I call it the “legacy of the Holocaust”; Steiner might take me to task in saying so, though:
I do not want to enter into the vexed, in some manner demeaning, debates over the uniqueness of the Shoah (“holocaust” is a noble, technical Greek designation for religious sacrifice, not a name proper for controlled insanity and the “wind out of blackness”). But it does look as if the Nazi extermination of European Jewry is a “singularity”, not so much in respect of scale – Stalinism killed far more – but motivation. Here a category of human persons, down to infancy, were proclaimed guilty of being. Their crime was existence, was the mere claim to life. (p. 3).
This is a digression, however. The last word might have to go to the moment back to Clifford. Reading Steiner I thought of the criticism (perhaps all too easy, in the present conjecture, to make), that Steiner seems to suggest (thought he qualifies the impulse as not a new one in the Western context “the crises of the Roman imperial order…the apocalyptic fears at the approach of the first millennium AD…the wake of the Black Death and the Thirty Years’War” [p. 1]) to posit that “We have no more beginnings.” I certainly don’t disagree with Steiner here, in the sense that the aporia that has succeeded the end of messianic visions emanating from the West is inescapable; but it helps to read these sentiments against Clifford’s, even if I am weary of his sentiments about culture and identity necessarily being “inventive and mobile. They need not take root in ancestral plots; they live by pollination, by (historical) transplanting” (p. 15).
Twentieth-century identities no longer presuppose continuous cultures or traditions. Everywhere individuals and groups improvise local performances from (re)collected pasts, drawing on foreign media, symbols, and languages.
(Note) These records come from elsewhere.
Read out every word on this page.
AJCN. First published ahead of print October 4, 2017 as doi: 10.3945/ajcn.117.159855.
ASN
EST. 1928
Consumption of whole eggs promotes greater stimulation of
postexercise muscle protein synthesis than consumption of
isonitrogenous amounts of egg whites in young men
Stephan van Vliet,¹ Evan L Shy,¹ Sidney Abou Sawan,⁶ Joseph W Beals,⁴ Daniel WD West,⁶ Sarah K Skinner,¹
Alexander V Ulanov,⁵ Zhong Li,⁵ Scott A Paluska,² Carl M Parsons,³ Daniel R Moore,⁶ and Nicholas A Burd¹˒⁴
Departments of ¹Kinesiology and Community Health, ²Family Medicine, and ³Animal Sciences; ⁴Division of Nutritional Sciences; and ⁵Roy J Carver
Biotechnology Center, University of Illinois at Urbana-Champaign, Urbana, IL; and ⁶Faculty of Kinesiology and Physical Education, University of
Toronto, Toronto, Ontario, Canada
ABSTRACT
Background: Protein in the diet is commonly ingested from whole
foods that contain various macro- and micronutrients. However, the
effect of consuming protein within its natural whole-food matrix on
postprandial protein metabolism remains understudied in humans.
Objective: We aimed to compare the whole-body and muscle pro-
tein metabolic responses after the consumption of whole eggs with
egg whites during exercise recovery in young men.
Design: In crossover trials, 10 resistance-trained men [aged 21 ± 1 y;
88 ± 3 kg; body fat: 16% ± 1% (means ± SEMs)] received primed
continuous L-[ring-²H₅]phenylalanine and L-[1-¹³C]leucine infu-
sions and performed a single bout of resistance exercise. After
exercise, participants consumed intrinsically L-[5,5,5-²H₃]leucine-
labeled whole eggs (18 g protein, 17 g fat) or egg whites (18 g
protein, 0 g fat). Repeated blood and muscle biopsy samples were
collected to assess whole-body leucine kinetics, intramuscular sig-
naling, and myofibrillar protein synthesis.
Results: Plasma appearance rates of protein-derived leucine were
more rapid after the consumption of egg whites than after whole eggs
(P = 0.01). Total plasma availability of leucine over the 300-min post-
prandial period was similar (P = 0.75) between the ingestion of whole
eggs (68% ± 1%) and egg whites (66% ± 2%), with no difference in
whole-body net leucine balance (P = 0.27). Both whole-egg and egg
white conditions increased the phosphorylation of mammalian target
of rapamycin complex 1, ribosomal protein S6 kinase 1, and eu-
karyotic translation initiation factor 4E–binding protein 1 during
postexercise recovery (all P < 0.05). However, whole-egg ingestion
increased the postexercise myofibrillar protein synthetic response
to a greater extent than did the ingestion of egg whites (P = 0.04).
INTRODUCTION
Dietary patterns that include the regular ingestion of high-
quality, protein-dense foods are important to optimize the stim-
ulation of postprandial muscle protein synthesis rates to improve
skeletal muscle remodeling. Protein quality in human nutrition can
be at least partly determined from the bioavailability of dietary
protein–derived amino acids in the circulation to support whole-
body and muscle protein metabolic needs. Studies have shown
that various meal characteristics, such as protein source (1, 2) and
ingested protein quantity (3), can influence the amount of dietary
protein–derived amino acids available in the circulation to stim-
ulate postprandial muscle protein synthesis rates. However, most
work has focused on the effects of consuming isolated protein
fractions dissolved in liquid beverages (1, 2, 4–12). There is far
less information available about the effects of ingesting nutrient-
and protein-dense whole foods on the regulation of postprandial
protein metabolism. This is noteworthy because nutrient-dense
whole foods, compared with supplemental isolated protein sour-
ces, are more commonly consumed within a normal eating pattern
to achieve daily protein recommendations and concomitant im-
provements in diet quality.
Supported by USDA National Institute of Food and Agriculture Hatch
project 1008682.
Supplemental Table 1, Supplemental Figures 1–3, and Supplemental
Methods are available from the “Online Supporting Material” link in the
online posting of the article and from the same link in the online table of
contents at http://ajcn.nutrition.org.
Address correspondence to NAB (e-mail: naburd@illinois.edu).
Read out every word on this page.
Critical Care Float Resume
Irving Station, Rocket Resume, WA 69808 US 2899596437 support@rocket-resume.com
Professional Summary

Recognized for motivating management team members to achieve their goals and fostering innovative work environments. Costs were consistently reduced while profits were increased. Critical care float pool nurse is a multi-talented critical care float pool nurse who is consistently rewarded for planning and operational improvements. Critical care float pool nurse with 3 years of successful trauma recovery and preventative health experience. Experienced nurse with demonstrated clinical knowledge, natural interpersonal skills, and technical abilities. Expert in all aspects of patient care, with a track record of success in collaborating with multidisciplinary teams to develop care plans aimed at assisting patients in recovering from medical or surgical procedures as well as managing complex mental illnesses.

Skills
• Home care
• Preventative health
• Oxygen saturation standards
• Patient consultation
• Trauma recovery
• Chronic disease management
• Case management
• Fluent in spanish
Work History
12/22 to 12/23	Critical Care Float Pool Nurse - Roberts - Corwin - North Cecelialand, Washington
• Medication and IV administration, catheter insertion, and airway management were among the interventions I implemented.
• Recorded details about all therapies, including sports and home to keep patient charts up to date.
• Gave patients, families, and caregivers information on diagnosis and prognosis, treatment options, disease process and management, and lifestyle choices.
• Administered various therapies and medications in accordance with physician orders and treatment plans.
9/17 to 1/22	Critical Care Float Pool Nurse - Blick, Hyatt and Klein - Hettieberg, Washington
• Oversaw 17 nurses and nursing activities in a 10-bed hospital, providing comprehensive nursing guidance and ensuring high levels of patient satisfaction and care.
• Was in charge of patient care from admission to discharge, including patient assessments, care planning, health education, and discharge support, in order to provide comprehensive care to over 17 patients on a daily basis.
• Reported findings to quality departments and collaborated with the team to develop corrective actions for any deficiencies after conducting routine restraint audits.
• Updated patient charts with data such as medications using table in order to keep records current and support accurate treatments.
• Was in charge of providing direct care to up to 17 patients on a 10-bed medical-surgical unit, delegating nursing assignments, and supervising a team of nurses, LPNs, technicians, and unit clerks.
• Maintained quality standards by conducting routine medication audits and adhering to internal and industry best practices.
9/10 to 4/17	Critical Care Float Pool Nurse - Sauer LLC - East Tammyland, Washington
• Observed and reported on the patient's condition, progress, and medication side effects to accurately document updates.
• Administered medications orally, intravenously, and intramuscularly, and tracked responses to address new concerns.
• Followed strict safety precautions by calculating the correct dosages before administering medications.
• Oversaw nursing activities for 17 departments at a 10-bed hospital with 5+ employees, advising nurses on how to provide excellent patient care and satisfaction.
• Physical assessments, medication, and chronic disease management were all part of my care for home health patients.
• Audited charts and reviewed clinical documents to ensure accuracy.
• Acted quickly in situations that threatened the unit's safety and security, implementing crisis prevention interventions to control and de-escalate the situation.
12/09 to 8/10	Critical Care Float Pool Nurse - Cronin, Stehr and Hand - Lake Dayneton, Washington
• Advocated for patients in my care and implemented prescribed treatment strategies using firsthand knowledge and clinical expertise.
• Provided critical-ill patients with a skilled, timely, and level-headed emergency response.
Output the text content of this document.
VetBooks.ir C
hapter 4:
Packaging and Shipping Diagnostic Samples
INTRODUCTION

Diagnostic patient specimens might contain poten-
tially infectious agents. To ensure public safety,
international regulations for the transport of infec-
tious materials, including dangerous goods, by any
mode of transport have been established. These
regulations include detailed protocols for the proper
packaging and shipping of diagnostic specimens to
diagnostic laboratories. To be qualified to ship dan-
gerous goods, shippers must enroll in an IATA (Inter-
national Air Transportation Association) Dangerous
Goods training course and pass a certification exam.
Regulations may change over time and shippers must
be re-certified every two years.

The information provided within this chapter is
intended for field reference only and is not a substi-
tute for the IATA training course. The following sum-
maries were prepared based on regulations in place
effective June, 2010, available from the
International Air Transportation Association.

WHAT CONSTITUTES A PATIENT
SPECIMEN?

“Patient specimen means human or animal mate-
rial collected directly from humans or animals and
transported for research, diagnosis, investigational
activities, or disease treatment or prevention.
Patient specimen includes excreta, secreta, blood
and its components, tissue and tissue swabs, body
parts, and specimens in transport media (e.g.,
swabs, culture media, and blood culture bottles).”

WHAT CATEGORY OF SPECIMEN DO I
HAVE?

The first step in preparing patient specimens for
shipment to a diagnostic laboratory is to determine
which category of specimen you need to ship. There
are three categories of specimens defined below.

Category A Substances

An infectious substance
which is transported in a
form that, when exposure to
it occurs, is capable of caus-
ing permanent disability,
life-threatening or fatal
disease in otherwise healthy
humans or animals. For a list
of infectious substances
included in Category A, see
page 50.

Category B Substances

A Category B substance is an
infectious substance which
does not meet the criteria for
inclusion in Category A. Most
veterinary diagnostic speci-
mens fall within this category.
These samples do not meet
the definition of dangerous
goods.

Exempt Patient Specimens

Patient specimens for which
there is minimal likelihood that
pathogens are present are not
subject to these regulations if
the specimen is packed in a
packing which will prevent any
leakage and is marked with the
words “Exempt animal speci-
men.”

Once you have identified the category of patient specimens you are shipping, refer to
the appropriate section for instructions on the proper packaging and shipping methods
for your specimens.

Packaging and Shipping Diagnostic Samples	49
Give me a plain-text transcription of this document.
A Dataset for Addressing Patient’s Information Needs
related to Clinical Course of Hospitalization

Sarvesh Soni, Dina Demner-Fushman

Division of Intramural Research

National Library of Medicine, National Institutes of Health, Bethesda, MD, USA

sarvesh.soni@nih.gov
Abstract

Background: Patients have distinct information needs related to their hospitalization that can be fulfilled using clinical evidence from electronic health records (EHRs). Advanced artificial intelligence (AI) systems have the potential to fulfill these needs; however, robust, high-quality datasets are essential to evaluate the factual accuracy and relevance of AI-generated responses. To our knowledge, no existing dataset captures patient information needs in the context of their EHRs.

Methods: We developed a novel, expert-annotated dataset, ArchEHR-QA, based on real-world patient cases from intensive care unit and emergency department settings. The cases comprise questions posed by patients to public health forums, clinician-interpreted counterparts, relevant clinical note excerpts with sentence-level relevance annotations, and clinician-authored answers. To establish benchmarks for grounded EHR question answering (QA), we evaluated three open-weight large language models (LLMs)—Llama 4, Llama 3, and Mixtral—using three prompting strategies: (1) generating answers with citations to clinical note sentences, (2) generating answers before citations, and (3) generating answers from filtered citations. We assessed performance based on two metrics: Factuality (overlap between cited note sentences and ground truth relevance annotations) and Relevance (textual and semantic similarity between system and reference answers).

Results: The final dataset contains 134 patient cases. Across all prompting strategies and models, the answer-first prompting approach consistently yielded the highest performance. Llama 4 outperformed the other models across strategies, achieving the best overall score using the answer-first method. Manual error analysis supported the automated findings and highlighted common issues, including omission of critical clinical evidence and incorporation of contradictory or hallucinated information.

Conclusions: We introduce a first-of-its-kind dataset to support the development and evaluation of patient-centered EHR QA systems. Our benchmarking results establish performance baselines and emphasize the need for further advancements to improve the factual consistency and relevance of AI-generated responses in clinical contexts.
This existence among fragments has often been portrayed as a process of run and cultural decay, perhaps most eloquently by Claude Lévi-Strauss in Triste tropiques (1955). In Lévi-Strauss’s global vision – one widely shared today – authentic human differences are disintegrating, disappearing in an expansive commodity culture to become, at best, collectible “art” or “folklore.” The great narrative of entropy and loss in Triste tropiques expresses an inescapable, sad truth. But it is too neat, and it assumes a questionable Eurocentric position at the “end” of a unified human history, gathering up, memorializing the world’s local historicities. (p. 14-15).